When a teacher leaves, she has the option of taking her retirement contributions with her or leaving them in the system. Most pension plans assume that 100 percent of teachers who do not qualify for a pension who leave the system will take their contributions with them (even though this is not always the case). But for a teacher who does qualify for a pension (a vested teacher), the odds of her taking her contributions as an immediate cash payment or waiting for a pension upon retirement are a bit more mixed.
We searched public pension plan documents to find what happens to departing teacher contributions. Do they roll over their funds into another retirement account? Do they cash the money out and use it for something else (called “leakage”)? We ultimately failed to find this type of information--plans don't track what happens after teachers leave them--but we did find some data on how frequently vested teachers cash out. From our scan of state pension documents we found that:
- The District of Columbia Retirement Board (DCRB) assumes 35 percent vested teachers who leave will withdraw their contributions.
- California State Teacher Retirement System (CalSTRS) assumes 29-34 percent of vested female teachers with 10 years of service will withdraw their contributions, depending on their age.
- Idaho Public Employees Retirement System (IPERS) assumes 6 percent of 25-year-old vested females who leave will withdraw their contributions, and 15 percent of 45-year-old vested female who leave will withdraw their contributions. Idaho's assumptions include teachers and other public sector workers.
Additionally, all plans itemize the total dollar amount of their refunds. CalSTRS reported over $100 million in refunded contributions to departing teachers. Compare this to the amount spent on the cost of administering CalSTRS ($139 million) and the system’s total benefits payments ($11 billion). The District of Columbia reported $5.3 million in refunds to teachers. Virginia reported 8,530 withdrawals totaling $81.5 million to teachers and other public sector workers (or an average of $9,555 per worker). Kansas reported 9,500 withdrawals totaling $48 million to teachers and other public sector workers (or an average of $5,052 per worker). Many of these withdrawals are considerably smaller than they would be in the private sector or if teachers had access to their employer's contributions.
These data points indicate that there are teachers who are eligible for a pension but, for whatever reason, choose not to take it.
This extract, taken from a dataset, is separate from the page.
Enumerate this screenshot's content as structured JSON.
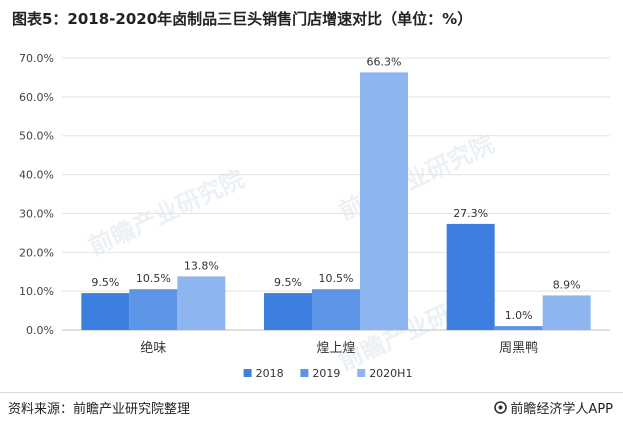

Pension plans don’t track what happens to withdrawn contributions, so we don’t know exactly why these teachers are choosing to forgo their pensions. They could be cashing out the funds for personal use or rolling over the funds to another retirement account. If teachers are choosing to cash out, however, they will face costly “leakage” tax penalties for withdrawing funds for non-retirement purposes (a growing problem in the private sector). Ideally, it would be useful to know the percentage of non-vested who leave their contributions behind. Pension plans, however, usually assume that all non-vested teachers take their contributions and only report the likelihood that vested teachers withdraw contributions. Pension plans could guide individual teachers through their choices and how they could best maximize their retirement savings.